By July 2006, the PlayStation 2 version of The Incredibles had sold 740,000 copies and earned $24 million in the United States. Next Generation ranked it as the 87th highest-selling game launched for the PlayStation 2, Xbox or GameCube between January 2000 and July 2006 in that country. Combined console sales of the Incredibles series reached 1.5 million units in the United States by July 2006. The PlayStation 2 version also received a "Platinum" sales award from the Entertainment and Leisure Software Publishers Association (ELSPA), indicating sales of at least 300,000 copies in the United Kingdom.

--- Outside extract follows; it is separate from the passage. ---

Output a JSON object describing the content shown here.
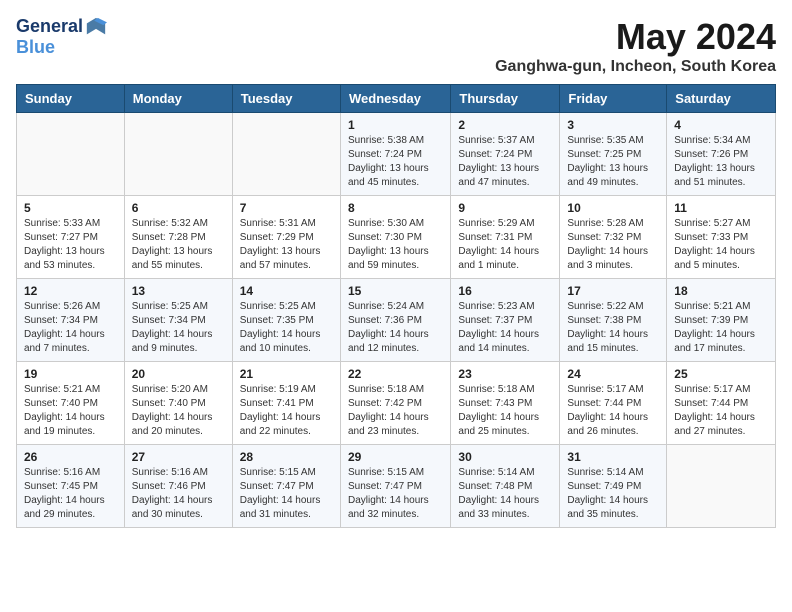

By February 2006, the game sold 6 million copies.

==Sequel==

Continuing after the events of the game, a sequel titled The Incredibles: Rise of the Underminer was released in 2005. Rise of the Underminer serves as an alternative sequel to the first game and film, featuring Mr. Incredible and Frozone as playable characters, with the option of two-player cooperative play as a new addition. The game revolves around Mr. Incredible and Frozone as they team up together to defeat the Underminer and stop his robot army from taking over the world.